Я глотнул красного вина и откинулся на спинку дивана:
— Хорошо, в следующий раз мы арендуем зал в Центре Помпиду.
Мне вспомнилось, как несколько месяцев назад Жюльен впервые появился в моей галерее. Это были последние выходные перед Рождеством. Париж стоял в торжественном серебряном убранстве. В музеях исчезли очереди, потому что все до одного вышли на охоту за подарками. И на моих дверях то и дело звонил колокольчик. Тогда я продал три довольно дорогие картины, причем даже не постоянным клиентам. Очевидно, предстоящие праздники пробудили в парижанах любовь к живописи.
Я уже собирался закрываться, когда за дверью «Южной галереи» — так я назвал свой маленький храм искусства на улице Сены — вдруг появился Жюльен.

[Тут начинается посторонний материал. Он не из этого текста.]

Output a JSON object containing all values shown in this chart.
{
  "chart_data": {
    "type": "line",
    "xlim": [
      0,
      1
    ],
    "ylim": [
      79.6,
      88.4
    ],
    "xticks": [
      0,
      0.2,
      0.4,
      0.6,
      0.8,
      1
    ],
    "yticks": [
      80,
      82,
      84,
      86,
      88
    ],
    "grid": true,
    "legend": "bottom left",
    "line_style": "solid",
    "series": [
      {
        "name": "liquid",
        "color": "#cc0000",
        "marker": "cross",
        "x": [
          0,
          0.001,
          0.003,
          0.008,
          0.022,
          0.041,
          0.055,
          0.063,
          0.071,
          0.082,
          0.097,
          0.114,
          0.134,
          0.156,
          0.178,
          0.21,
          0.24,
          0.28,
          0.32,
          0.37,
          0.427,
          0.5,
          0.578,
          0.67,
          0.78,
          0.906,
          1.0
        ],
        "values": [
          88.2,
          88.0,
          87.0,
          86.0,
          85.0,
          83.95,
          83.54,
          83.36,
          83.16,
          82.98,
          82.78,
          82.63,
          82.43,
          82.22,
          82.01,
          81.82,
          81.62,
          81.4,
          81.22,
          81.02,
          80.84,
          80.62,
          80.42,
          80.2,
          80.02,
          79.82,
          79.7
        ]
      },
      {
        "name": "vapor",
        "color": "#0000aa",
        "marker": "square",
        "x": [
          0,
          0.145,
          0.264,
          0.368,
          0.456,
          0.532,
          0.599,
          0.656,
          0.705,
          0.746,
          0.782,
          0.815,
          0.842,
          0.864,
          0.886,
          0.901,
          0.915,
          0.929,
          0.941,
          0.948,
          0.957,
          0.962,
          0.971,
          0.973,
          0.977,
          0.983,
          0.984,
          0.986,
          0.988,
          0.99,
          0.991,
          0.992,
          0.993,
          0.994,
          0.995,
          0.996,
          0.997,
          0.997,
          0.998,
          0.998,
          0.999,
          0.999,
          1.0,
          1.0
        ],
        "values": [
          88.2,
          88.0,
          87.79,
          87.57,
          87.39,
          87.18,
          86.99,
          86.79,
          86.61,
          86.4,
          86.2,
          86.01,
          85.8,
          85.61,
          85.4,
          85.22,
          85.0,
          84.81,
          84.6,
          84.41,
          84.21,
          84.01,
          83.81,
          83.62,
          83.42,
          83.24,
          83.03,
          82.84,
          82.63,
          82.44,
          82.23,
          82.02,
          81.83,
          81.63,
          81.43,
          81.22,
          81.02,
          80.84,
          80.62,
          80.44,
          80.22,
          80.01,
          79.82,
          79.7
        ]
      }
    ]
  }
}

Не сказать, чтобы я очень ему обрадовался. По правде говоря, ничто так не портит настроение галериста, как внезапно появившийся пачкун с папкой в руках. Каждый из них, за редким (редчайшим!) исключением, считает себя по меньшей мере вторым Люсьеном Фрейдом.[2] В общем, если бы не Сезанн, я вообще не стал бы разговаривать с этим молодым человеком в надвинутой на лоб шапке, на которого теперь возлагаю большие надежды.
Сезанн, как уже было сказано, — это моя собака, не в меру энергичный далматинец трех лет от роду. Нетрудно догадаться, что я назвал ее в честь любимого французского художника, пионера современного искусства. Я считаю Сезанна непревзойденным пейзажистом и был бы счастлив иметь в коллекции хотя бы одну из его работ, пусть самую незначительную.
Итак, я уже собирался выставить Жюльена за дверь, как вдруг из задней комнаты, скользя лапами по паркету, выскочил Сезанн. Он набросился на молодого человека и, радостно повизгивая, принялся лизать ему руки.
— Сезанн, назад! — закричал я.
Однако мой пес, как всегда впрочем, не слушался меня. К сожалению, он очень плохо воспитан.
Вероятно, именно смущение, вызванное бесцеремонным поведением собаки, и заставило меня принять незваного гостя.
— Я начинал в пригородах, с граффити, — усмехнулся он. — Это было здорово. Мы выходили ночью и распыляли краски. На автодорожных мостах, заброшенных фабриках, школах. Однажды даже обработали поезд. Но не волнуйтесь, с собой у меня только холсты.